If the same can be done with human cells, it may offer a safe way to test cell therapy to treat diseases such as sickle cell anemia or Parkinson's, Konrad Hochedlinger of Massachusetts General Hospital and Harvard Medical School in Boston reported in the journal Science on Thursday.
Stem cells are the body's master cells, giving rise to all the tissues, organs and blood. Embryonic stem cells are considered the most powerful kinds of stem cells, as they have the potential to give rise to any type of tissue.
But they are difficult to make, requiring the use of an embryo or cloning technology. Many people also object to their use, and several countries, including the United States, limit funding for such experiments.
In the past year, several teams of scientists have reported finding a handful of genes that can transform ordinary skin cells into induced pluripotent stem cells, or iPS cells, which in turn look and act like embryonic stem cells.
To get these genes into the cells, they have had to use retroviruses, which integrate their own genetic material into the cells they infect. This can be dangerous and can cause tumors and perhaps other effects.
HARMLESS VIRUS
Hochedlinger's team used a much more harmless virus, called an adenovirus, to carry into the cells the four transformative genes, called Oct4, Sox2, Klf4 and c-Myc.

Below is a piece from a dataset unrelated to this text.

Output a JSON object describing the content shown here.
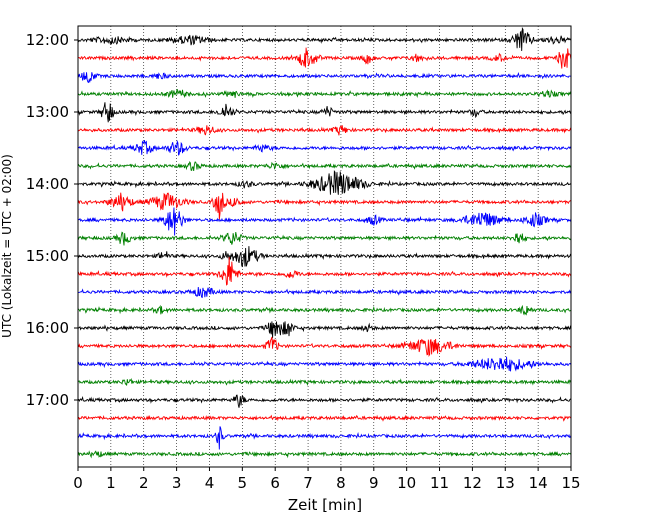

They used mouse skin cells and also liver cells from fetal mice and got both types to look and act like iPS cells.
"The nice thing about adenoviruses in contrast with retroviruses is they deliver proteins inside the cells but they will never, ever integrate their DNA into the cells," Hochedlinger said in a telephone interview.
As the cells divide, they dilute the virus until it disappears, he said. But the genetic changes remain.
To test the cells they made chimeras --- a blend of two separate animals. They injected their newly made cells into mouse embryos and when the pups were born, they carried visible evidence that the cells had indeed transformed them.
"It results in this stripy pattern of brown fur that comes from the iPS cells and black fur which comes from the host embryo tissue," Hochedlinger said.
And so far, these chimeric mice have not developed any tumors.
"We are in the process already of trying to make integration-free iPS cells in human cells," Hochedlinger said.
"It is a little more tricky because human reprogramming takes a little while longer than mouse reprogramming."
If it works, some day doctors may be able to make tailor-made transplants to treat diseases in people by removing a few cells, transforming them in the lab and transplanting the new tissue or organs back in.